A little over one year ago, the Financial Industry Regulatory Authority (FINRA) announced a proposal to increase substantially its collection of brokerage data. That proposal, named the Comprehensive Automated Risk Data System (CARDS), sought to take advantage of “technological advances [that] c[ould have] be[en] leveraged to obtain, store, manage and access large quantities of data to identify and quickly respond to potentially fraudulent and abusive behavior.” Almost immediately upon its announcement of the proposal, FINRA faced industry-wide backlash centered primarily on data-security and regulatory-cost concerns. For more information about the program and the industry’s initial reaction, see my blog post from October 6, 2014, discussing the announcement.
It appears that the concerns voiced by industry participants may have hit home: the executive vice president of regulatory operations for FINRA announced on November 3rd that the CARDS program would not be moving forward, but that data collection and analysis would remain a priority. She further stated that the self-regulator would be focused on identifying techniques for capturing data through its examination methods.

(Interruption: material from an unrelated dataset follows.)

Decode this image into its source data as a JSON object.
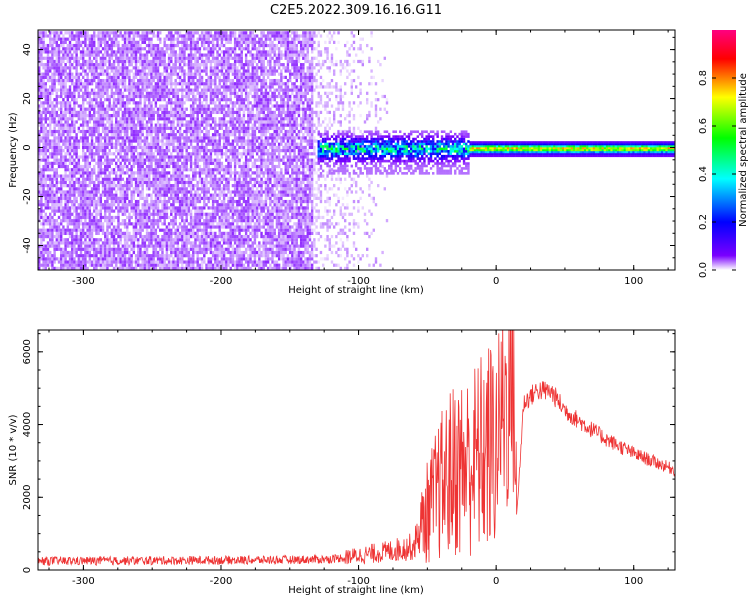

The CARDS program was certainly well-intentioned: given that such tremendous amounts of data can provide significant advantages in detecting trends and fraudulent activities, capturing the benefits of this information is expectably a top priority for FINRA. Conversely, and in light of the ongoing importance placed on cyber-security and the fact that cyber-security remains one of the most serious issues faced by the financial industry, concerns were certainly warranted over FINRA’s concentrated compilation of brokerage data to such a great extent. With FINRA’s CARDS out of the picture, FINRA and other industry participants are free to discuss and develop a new proposal that balances the benefits of better analytical tools against the drawbacks attributable to security vulnerabilities. In any event, and regardless of the re-worked proposal that will be developed in the future, FINRA should be applauded for having followed its comment process and responding appropriately.